Colorado City teachers to finally get checks cashed
State insurance firm to cover payroll for the troubled district
COLORADO CITY, Ariz. Teachers and staff members of the Colorado City Unified School District finally will be able to cash their paychecks now that a state school insurance company has agreed to honor the district's payroll warrants.
District employees can now endorse their payroll checks over to the Arizona School Risk Retention Trust, which will then honor the checks and hold the warrants for future payment by the school district.
"With Federal Express, we're able to have a two-day turnaround so the employees can get their money," district superintendent Alvin Barlow said during a school board budget hearing this past week. "That's not addressing the checks to vendors and some of the payroll deductions."
Those creditors must wait in line for payment until the district's warrants are once again honored and begin flowing normally. That likely won't happen until the insurance trust reaches an agreement with the district's bank to honor payroll warrants it is already holding, the school board learned.

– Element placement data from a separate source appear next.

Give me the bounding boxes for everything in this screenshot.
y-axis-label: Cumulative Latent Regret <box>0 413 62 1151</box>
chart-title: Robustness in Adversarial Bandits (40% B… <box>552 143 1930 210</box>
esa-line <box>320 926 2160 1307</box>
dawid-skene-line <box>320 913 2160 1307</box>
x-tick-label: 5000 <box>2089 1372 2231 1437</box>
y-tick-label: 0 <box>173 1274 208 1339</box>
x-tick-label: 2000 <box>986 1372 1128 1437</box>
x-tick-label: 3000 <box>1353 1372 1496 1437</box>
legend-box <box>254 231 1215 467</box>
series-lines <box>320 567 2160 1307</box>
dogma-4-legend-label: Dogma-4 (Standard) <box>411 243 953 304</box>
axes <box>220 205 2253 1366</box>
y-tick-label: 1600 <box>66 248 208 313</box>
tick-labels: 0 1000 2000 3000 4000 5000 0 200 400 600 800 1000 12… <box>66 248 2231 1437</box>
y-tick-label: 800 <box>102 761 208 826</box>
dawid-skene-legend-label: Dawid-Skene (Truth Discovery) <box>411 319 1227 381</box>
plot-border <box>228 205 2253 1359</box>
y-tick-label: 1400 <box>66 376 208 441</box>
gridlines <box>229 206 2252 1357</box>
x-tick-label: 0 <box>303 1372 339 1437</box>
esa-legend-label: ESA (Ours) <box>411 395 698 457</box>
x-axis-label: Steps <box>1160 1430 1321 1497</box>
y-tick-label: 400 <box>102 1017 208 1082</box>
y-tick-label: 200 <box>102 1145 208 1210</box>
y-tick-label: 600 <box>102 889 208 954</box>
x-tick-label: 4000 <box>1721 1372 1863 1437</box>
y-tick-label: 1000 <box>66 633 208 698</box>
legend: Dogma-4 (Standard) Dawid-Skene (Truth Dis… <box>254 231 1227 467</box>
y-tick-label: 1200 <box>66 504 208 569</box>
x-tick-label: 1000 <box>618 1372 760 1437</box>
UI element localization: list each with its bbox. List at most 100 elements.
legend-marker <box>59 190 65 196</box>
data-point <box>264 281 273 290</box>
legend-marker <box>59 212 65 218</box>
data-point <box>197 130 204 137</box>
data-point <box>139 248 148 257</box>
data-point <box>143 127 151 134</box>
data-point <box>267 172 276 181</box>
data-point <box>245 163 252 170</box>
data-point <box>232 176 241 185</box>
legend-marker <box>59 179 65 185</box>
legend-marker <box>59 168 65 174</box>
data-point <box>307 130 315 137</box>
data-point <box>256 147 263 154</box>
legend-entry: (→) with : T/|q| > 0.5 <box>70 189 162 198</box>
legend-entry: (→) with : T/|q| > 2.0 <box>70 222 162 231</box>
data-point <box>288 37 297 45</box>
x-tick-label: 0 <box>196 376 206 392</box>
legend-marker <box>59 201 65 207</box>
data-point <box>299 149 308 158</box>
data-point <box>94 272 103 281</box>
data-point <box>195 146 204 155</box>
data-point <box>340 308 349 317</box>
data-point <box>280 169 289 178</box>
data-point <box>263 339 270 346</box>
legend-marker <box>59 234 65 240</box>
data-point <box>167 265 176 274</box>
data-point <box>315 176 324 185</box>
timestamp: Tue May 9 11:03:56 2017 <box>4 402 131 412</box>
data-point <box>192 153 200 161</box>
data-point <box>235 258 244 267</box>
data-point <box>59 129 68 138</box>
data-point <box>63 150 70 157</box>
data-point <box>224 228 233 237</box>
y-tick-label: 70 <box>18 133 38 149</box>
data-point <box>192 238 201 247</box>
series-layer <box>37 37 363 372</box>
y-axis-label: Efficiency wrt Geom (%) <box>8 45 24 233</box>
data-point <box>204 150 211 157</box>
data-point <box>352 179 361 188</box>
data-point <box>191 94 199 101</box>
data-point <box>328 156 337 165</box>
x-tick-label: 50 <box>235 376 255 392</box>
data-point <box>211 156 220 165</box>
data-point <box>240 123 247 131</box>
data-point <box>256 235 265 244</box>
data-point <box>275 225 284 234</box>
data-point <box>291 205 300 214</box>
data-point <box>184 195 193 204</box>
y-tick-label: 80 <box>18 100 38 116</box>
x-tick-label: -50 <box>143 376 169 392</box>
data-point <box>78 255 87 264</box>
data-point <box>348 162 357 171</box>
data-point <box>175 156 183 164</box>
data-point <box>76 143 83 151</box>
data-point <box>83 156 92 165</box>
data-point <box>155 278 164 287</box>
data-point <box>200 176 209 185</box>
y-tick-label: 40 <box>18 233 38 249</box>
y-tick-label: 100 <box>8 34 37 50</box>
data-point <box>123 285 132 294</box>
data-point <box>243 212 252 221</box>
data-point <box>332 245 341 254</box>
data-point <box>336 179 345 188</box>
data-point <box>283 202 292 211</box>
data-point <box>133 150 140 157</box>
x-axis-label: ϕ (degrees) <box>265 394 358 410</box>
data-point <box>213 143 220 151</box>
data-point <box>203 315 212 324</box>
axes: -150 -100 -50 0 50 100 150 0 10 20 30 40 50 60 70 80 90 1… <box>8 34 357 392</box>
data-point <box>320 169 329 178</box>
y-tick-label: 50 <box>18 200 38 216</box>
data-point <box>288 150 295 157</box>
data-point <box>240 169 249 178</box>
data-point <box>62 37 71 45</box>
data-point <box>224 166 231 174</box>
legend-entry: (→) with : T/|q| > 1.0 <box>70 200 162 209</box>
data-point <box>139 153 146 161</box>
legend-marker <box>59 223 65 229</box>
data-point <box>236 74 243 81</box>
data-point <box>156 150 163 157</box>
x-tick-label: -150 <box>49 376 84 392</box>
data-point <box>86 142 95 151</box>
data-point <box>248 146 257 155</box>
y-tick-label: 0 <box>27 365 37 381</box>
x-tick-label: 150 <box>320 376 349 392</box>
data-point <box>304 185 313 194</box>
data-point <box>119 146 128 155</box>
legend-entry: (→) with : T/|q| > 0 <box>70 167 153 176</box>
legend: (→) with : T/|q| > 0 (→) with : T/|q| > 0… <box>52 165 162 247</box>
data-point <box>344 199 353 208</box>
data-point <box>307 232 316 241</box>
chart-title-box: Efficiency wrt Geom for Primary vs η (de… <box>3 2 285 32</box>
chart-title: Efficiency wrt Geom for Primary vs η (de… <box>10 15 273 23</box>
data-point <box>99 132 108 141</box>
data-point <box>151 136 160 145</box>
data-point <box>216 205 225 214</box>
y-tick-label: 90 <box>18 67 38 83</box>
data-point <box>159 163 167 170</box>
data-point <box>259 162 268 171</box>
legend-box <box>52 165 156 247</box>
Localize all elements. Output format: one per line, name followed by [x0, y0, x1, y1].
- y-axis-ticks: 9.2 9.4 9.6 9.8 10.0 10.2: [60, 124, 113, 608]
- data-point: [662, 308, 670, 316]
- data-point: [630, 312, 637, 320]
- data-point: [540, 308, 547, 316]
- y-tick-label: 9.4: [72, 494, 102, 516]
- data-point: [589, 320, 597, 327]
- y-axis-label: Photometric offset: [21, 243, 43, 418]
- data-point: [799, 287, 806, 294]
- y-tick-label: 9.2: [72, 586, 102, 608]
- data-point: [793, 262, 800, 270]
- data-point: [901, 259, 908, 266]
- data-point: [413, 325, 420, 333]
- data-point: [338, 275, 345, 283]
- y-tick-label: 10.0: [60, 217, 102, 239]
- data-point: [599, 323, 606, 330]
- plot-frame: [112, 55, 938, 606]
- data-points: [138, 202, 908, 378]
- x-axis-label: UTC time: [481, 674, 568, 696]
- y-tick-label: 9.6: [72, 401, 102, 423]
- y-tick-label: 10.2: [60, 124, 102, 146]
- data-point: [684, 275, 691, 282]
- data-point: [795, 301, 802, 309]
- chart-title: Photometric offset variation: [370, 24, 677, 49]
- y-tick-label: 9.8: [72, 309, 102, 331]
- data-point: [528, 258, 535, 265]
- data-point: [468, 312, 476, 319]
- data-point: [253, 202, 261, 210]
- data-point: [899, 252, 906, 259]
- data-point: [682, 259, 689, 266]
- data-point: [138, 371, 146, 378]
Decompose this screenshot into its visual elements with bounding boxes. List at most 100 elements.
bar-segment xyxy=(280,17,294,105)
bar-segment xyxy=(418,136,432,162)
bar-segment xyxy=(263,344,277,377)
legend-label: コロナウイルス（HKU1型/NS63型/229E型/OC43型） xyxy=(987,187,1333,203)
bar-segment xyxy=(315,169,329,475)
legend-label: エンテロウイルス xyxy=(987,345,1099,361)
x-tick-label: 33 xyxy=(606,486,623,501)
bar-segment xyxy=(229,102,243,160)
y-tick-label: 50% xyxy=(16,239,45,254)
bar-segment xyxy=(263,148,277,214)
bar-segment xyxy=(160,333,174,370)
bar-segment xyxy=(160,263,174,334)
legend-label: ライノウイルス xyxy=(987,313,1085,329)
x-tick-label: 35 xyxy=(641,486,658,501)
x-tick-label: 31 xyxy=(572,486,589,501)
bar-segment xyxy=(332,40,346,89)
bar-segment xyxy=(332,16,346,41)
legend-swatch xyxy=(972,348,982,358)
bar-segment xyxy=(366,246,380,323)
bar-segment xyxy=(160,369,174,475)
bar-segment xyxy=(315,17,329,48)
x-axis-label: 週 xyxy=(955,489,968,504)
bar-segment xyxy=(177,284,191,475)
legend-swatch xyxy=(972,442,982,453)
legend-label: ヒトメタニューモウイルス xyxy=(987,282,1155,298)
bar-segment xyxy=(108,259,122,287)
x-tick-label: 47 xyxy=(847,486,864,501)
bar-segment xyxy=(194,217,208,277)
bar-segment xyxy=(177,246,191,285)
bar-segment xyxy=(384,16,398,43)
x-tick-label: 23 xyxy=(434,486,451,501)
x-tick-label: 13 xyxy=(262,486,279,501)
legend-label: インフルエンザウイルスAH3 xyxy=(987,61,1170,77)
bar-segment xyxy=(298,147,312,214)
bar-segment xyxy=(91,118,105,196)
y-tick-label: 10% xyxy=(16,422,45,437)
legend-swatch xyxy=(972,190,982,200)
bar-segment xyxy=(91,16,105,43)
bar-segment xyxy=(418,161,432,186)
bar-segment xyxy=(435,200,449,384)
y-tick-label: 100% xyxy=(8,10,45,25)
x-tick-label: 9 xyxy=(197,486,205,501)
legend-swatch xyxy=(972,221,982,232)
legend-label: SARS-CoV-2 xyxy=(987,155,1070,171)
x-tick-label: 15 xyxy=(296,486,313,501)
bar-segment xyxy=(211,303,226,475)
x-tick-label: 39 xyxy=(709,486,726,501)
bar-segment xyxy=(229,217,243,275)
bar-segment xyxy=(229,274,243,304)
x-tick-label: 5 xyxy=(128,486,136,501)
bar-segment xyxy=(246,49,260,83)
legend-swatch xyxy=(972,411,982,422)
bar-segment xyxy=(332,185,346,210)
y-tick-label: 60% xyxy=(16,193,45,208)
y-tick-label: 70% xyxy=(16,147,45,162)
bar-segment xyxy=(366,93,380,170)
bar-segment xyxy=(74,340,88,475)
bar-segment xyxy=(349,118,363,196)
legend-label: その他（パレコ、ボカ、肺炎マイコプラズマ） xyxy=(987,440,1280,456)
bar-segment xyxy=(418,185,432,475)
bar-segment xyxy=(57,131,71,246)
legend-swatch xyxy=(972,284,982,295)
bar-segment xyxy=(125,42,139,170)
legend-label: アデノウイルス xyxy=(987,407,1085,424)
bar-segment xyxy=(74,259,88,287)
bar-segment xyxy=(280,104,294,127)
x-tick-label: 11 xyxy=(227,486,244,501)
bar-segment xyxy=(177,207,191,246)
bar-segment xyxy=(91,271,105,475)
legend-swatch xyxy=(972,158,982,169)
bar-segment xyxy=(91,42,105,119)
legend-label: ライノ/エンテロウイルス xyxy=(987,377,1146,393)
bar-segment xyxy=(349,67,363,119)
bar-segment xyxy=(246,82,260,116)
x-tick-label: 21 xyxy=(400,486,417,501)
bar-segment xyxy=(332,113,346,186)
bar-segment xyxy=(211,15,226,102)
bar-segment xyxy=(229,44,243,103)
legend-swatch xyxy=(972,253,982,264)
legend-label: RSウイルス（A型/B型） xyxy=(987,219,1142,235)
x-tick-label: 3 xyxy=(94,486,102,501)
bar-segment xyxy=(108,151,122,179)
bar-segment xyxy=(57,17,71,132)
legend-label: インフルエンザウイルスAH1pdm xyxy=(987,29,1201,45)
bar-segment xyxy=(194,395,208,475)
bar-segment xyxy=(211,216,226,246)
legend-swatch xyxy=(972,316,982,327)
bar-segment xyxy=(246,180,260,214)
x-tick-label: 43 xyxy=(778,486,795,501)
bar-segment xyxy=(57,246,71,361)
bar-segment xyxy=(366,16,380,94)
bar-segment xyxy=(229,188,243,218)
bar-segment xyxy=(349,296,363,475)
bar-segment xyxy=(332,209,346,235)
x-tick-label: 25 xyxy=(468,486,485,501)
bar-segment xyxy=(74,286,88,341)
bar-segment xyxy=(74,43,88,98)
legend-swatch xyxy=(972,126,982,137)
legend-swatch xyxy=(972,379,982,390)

Payroll checks began to bounce in mid-October after the school district maxed out its credit limit at Wells Fargo Bank and expected federal funds were slow in arriving, said Jeffrey Jessop, the district's business manager.
"The bank is still rigid in its position that the entire credit line must be paid off before allowing payroll warrants to be paid," said Jessop, who is hopeful the bank will relax its position.
A local business owner had offered to purchase some of the payroll warrants, although one teacher said the offer wasn't on a dollar-for-dollar basis. The district is in financial difficulties for several reasons, Jessop said, which include a declining enrollment and poor tax base.
State funding, provided through the rapidly declining enrollment fund program, helped keep the Colorado City school system running for those remaining students, said Jessop. But a legislative change in the funding formula will cost the district at least $70,000 this year, adding to the district's worries.
And while estimated revenues for the school district in 2004-05 are about $5.6 million a slight bump over last year's budget of $5.4 million some of those funds are based on a nearly threefold increase in property taxes imposed by the school board.
"For this year (the property tax) is an increase," said Jessop. "It was necessary this year in order to keep up with the state's equalization formula so we could get state aid."